Kadın yönetici sayısını artırma çalışmaları var

-Kadın yöneticilerin önünü açmak ve yönetimdeki kadın oranını artırmak için neler yapıyorsunuz?

Türkiye’de toplumsal cinsiyet dengesinin şirketlerin karar mekanizmalarında, yönetim kurullarında ve üst yönetimde oluşması için kadın oranının yüzde 30’a yükseltilmesini amaçlayan ‘Yüzde 30 Kulübü’nün Türkiye’de kurulduğu günden beri destekçisiyiz ve kulübün çalışmalarında aktif yer alıyoruz. Yönetim Kurulunda Kadın Derneği’nin de kurumsal destekçileri arasındayız. Ayrıca insan kaynakları süreçlerinde fırsat eşitliğini sağlamak üzere hayata geçirilen KAGİDER Fırsat Eşitliği Modeli (FEM) sertifikamıza paralel tüm insan kaynakları süreçlerimizde bu hassasiyetle ilerliyoruz.

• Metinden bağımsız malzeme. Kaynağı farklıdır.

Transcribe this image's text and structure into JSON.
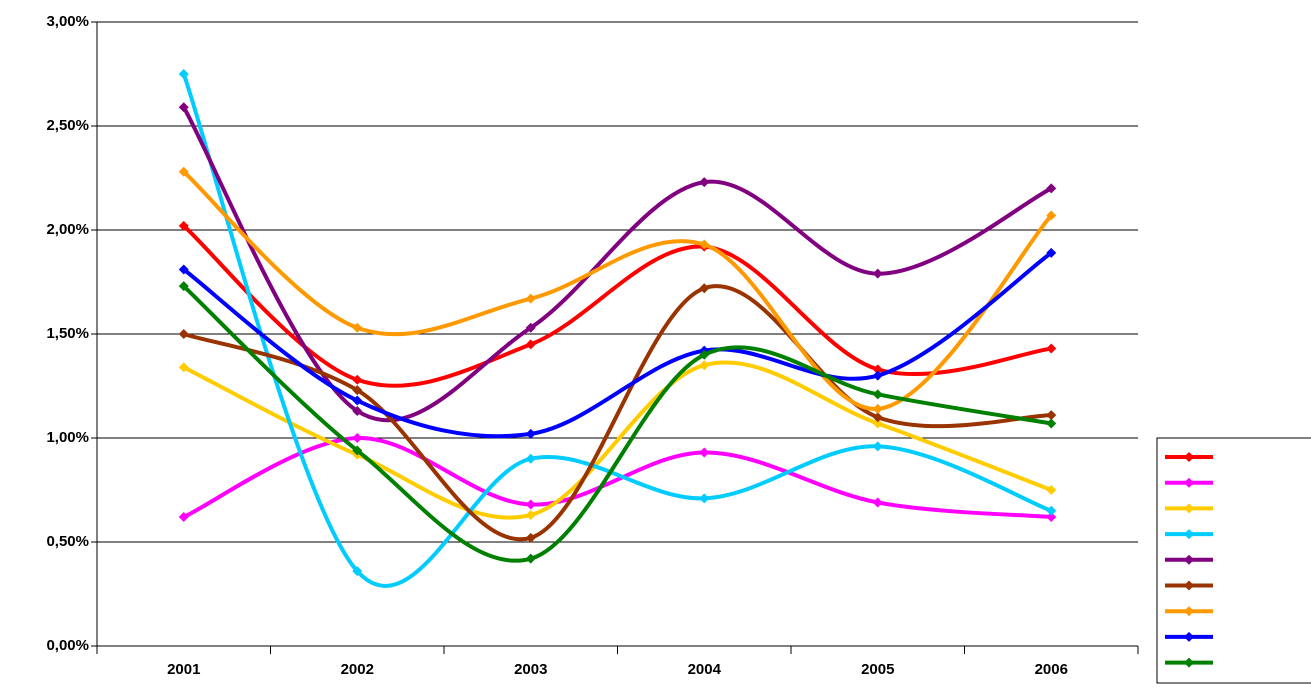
{
  "chart_data": {
    "type": "line",
    "categories": [
      "2001",
      "2002",
      "2003",
      "2004",
      "2005",
      "2006"
    ],
    "ylim": [
      0,
      3
    ],
    "yticks": [
      {
        "value": 0,
        "label": "0,00%"
      },
      {
        "value": 0.5,
        "label": "0,50%"
      },
      {
        "value": 1,
        "label": "1,00%"
      },
      {
        "value": 1.5,
        "label": "1,50%"
      },
      {
        "value": 2,
        "label": "2,00%"
      },
      {
        "value": 2.5,
        "label": "2,50%"
      },
      {
        "value": 3,
        "label": "3,00%"
      }
    ],
    "grid": true,
    "smooth": true,
    "legend": "right",
    "series": [
      {
        "color": "#ff0000",
        "values": [
          2.02,
          1.28,
          1.45,
          1.92,
          1.33,
          1.43
        ]
      },
      {
        "color": "#ff00ff",
        "values": [
          0.62,
          1.0,
          0.68,
          0.93,
          0.69,
          0.62
        ]
      },
      {
        "color": "#ffcc00",
        "values": [
          1.34,
          0.92,
          0.63,
          1.35,
          1.07,
          0.75
        ]
      },
      {
        "color": "#00ccff",
        "values": [
          2.75,
          0.36,
          0.9,
          0.71,
          0.96,
          0.65
        ]
      },
      {
        "color": "#800080",
        "values": [
          2.59,
          1.13,
          1.53,
          2.23,
          1.79,
          2.2
        ]
      },
      {
        "color": "#993300",
        "values": [
          1.5,
          1.23,
          0.52,
          1.72,
          1.1,
          1.11
        ]
      },
      {
        "color": "#ff9900",
        "values": [
          2.28,
          1.53,
          1.67,
          1.93,
          1.14,
          2.07
        ]
      },
      {
        "color": "#0000ff",
        "values": [
          1.81,
          1.18,
          1.02,
          1.42,
          1.3,
          1.89
        ]
      },
      {
        "color": "#008000",
        "values": [
          1.73,
          0.94,
          0.42,
          1.4,
          1.21,
          1.07
        ]
      }
    ]
  }
}
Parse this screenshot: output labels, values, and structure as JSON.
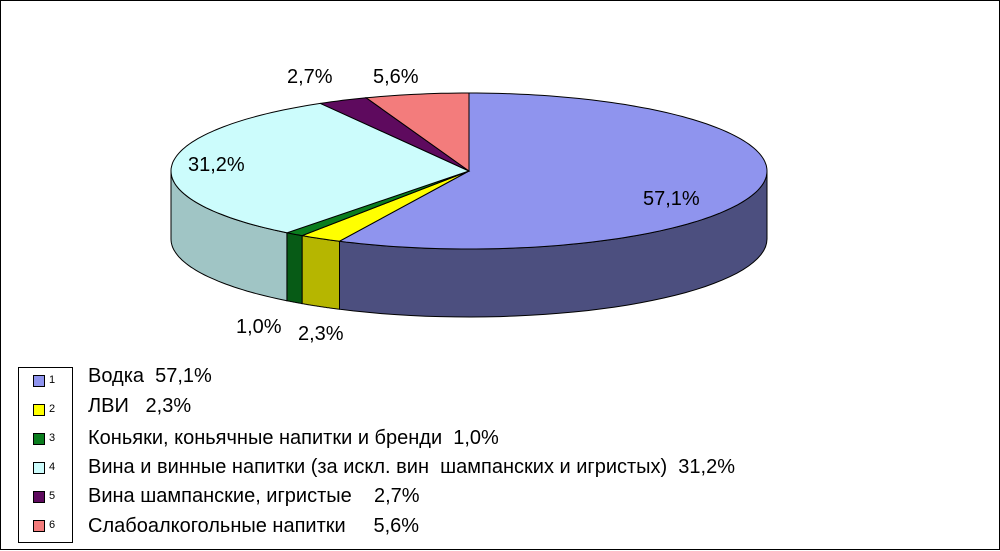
{
  "chart_data": {
    "type": "pie",
    "title": "",
    "categories": [
      "Водка",
      "ЛВИ",
      "Коньяки, коньячные напитки и бренди",
      "Вина и винные напитки (за искл. вин  шампанских и игристых)",
      "Вина шампанские, игристые",
      "Слабоалкогольные напитки"
    ],
    "values": [
      57.1,
      2.3,
      1.0,
      31.2,
      2.7,
      5.6
    ],
    "value_labels": [
      "57,1%",
      "2,3%",
      "1,0%",
      "31,2%",
      "2,7%",
      "5,6%"
    ],
    "colors": [
      "#8f94ee",
      "#ffff00",
      "#0a7d1e",
      "#ccfcfc",
      "#5e0a5e",
      "#f37c7c"
    ],
    "legend": {
      "position": "bottom-left",
      "numbers": [
        "1",
        "2",
        "3",
        "4",
        "5",
        "6"
      ],
      "entries": [
        "Водка  57,1%",
        "ЛВИ   2,3%",
        "Коньяки, коньячные напитки и бренди  1,0%",
        "Вина и винные напитки (за искл. вин  шампанских и игристых)  31,2%",
        "Вина шампанские, игристые    2,7%",
        "Слабоалкогольные напитки     5,6%"
      ]
    },
    "style": "3d-exploded-none"
  }
}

-Zorlu’da kadın çalışan oranınız nedir?

Grup genelinde kadın çalışan oranı yüzde 31 düzeyinde. Üst yönetim tarafında ise bu oran yüzde 22. Ofis çalışanları arasında kadınların oranı yüzde 33, mavi yaka çalışanlarda ise yüzde 30. Diğer taraftan sadece Zorlu Holding çatısı altında çalışan arkadaşlarımıza baktığımızda kadınların oranının yüzde 48, üst yönetimde ise yüzde 37 olduğunu söyleyebilirim.